Dans un marché locatif sous tension, la régularité des paiements demeure une préoccupation majeure pour les propriétaires-bailleurs. Alors que la moyenne nationale des retards de loyers avoisine les 21 % selon les données du secteur pour le premier semestre 2025, une nouvelle analyse nuance ce constat selon les méthodes de gestion employées. L’étude, menée par Monsieurhugo.com (http://www.monsieurhugo.com/) sur un échantillon de 1 175 loyers en décembre 2025, affiche un taux d’incidents réduit à 1,87 % pour les biens gérés via sa plateforme, mettant en lumière l’impact des outils numériques sur la sécurisation des baux.

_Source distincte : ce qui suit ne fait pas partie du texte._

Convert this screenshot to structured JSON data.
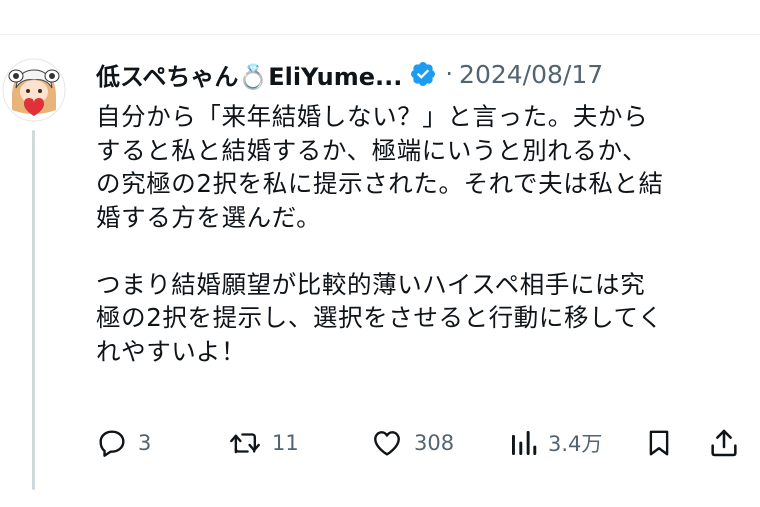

Des disparités régionales marquées

L’analyse géographique des incidents de paiement place deux régions largement en tête : l’Île-de-France (27,3 %) et l’Occitanie (18,2 %), suivies par la région PACA (13,6 %). Si les chiffres sont élevés dans les deux cas, les causes diffèrent. En région parisienne, le taux d’effort des ménages est pointé du doigt : la hausse des loyers a progressé plus vite que celle des salaires, fragilisant même les classes moyennes dont le loyer dépasse souvent 35 % des revenus.

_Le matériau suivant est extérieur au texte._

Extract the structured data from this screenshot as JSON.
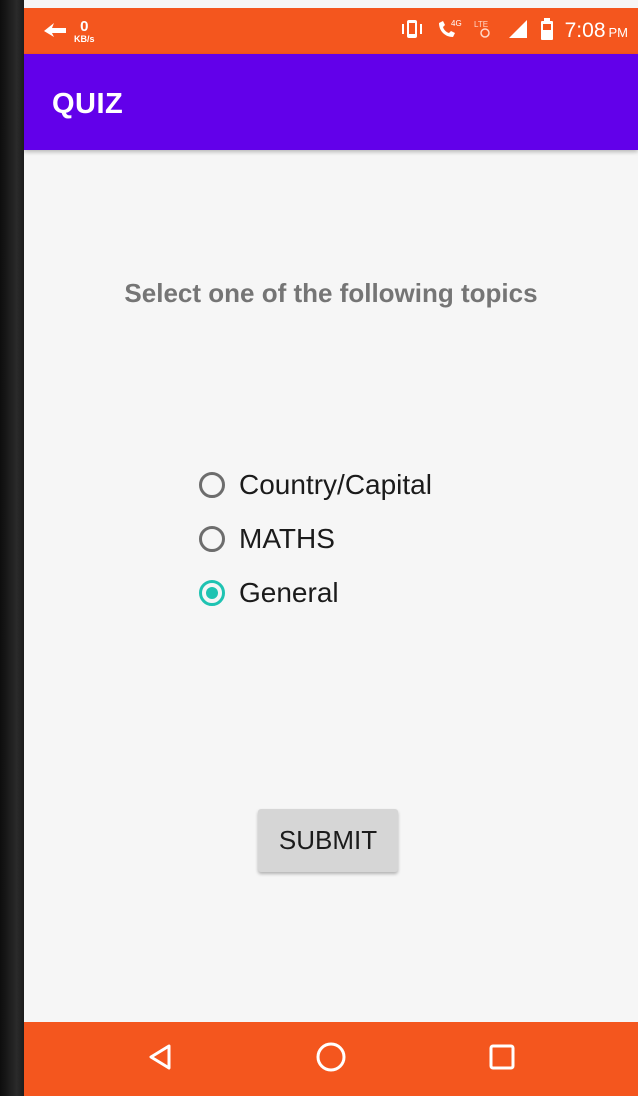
{
  "status_bar": {
    "net_speed_value": "0",
    "net_speed_unit": "KB/s",
    "time": "7:08",
    "ampm": "PM",
    "icons": [
      "network-speed-icon",
      "vibrate-icon",
      "volte-4g-icon",
      "lte-icon",
      "signal-icon",
      "battery-icon"
    ]
  },
  "app_bar": {
    "title": "QUIZ"
  },
  "main": {
    "prompt": "Select one of the following topics",
    "options": [
      {
        "label": "Country/Capital",
        "checked": false
      },
      {
        "label": "MATHS",
        "checked": false
      },
      {
        "label": "General",
        "checked": true
      }
    ],
    "submit_label": "SUBMIT"
  },
  "nav_bar": {
    "icons": [
      "back-icon",
      "home-icon",
      "recents-icon"
    ]
  },
  "colors": {
    "status_nav_bar": "#f4561e",
    "app_bar": "#6200ea",
    "radio_checked": "#1fc3b2",
    "background": "#f6f6f6"
  }
}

En Occitanie, la problématique est davantage liée à la précarité des revenus (CDD, intérim, saisonniers) et à un taux de pauvreté structurellement plus élevé, notamment dans l’ex-Languedoc-Roussillon. Dans ces zones, le moindre aléa de trésorerie se répercute immédiatement sur le paiement du logement.

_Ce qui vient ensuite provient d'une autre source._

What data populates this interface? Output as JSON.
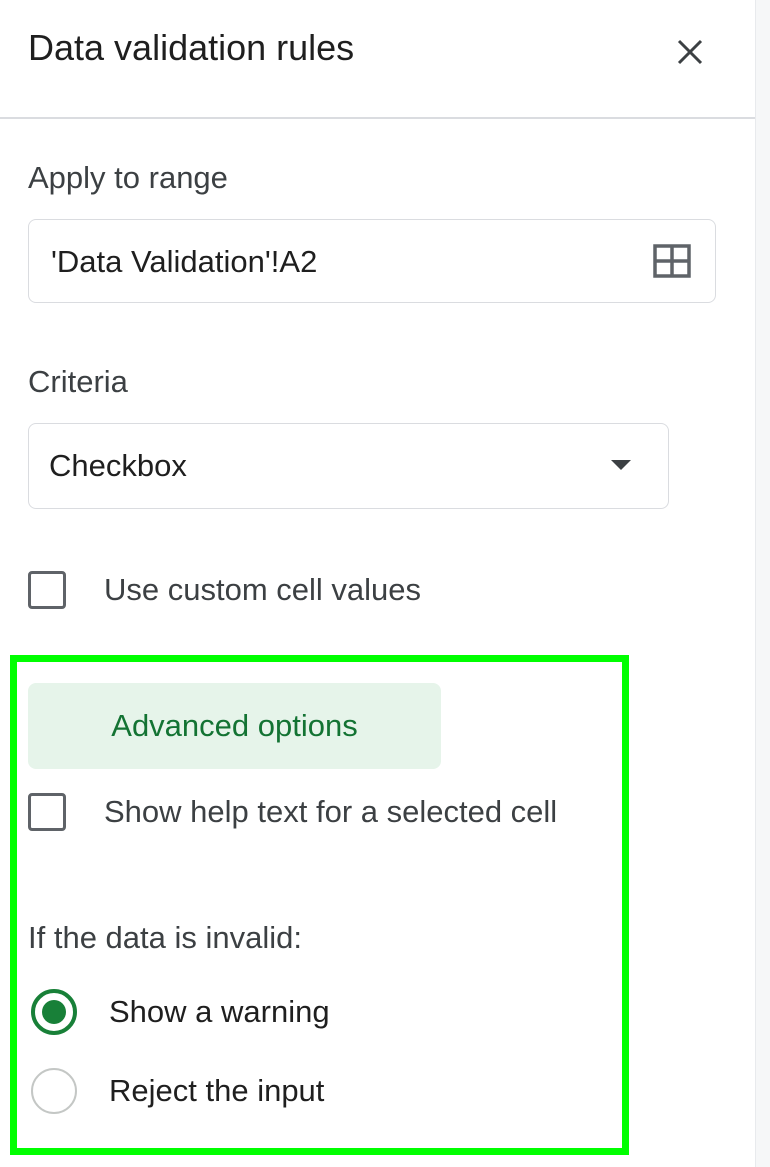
{
  "header": {
    "title": "Data validation rules",
    "close_icon": "close-icon"
  },
  "range": {
    "label": "Apply to range",
    "value": "'Data Validation'!A2",
    "icon": "grid-select-icon"
  },
  "criteria": {
    "label": "Criteria",
    "selected": "Checkbox",
    "icon": "dropdown-arrow-icon"
  },
  "custom_values": {
    "label": "Use custom cell values",
    "checked": false
  },
  "advanced": {
    "button_label": "Advanced options",
    "help_text": {
      "label": "Show help text for a selected cell",
      "checked": false
    },
    "invalid_heading": "If the data is invalid:",
    "options": [
      {
        "label": "Show a warning",
        "selected": true
      },
      {
        "label": "Reject the input",
        "selected": false
      }
    ]
  },
  "colors": {
    "accent_green": "#188038",
    "button_bg": "#e6f4ea",
    "highlight": "#00ff00"
  }
}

Colocations et meublés : les profils à risque

Le type de bien et la nature du bail influencent considérablement la régularité des paiements. Les logements de 3 pièces et plus concentrent 59,1 % des retards. Ce chiffre s’explique en grande partie par les colocations, où la gestion budgétaire entre multiples occupants multiplie les risques d’impayés techniques.

De même, la location meublée est surreprésentée dans les incidents (68,2 %) par rapport à la location nue. Destinés à une population plus mobile (étudiants, jeunes actifs) aux revenus souvent plus instables, ces logements subissent de plein fouet les décalages de trésorerie des locataires. Le loyer moyen touché par ces retards se situe autour de 750 euros, un montant correspondant au cœur de cible des locataires modestes.

La technologie comme rempart aux impayés

Face à ces constats, l’automatisation des processus apparaît comme un levier de sécurisation efficace. Le baromètre note que le prélèvement automatique (SEPA) divise drastiquement les risques. « En décembre, alors que les dépenses des ménages ont explosé entre les fêtes et les charges de fin d’année, Monsieurhugo.com a affiché un taux de recouvrement de 97,8 % », a déclaré Bruno Cantegrel, fondateur de la plateforme.

Pour ce dirigeant, la solution réside dans le changement de statut du paiement : « Son secret ? Transformer le loyer en une facture automatique et prioritaire ». En automatisant la transaction, le loyer devient une charge fixe traitée prioritairement par les établissements bancaires, évitant les oublis ou les arbitrages financiers de fin de mois qui pénalisent souvent les virements manuels.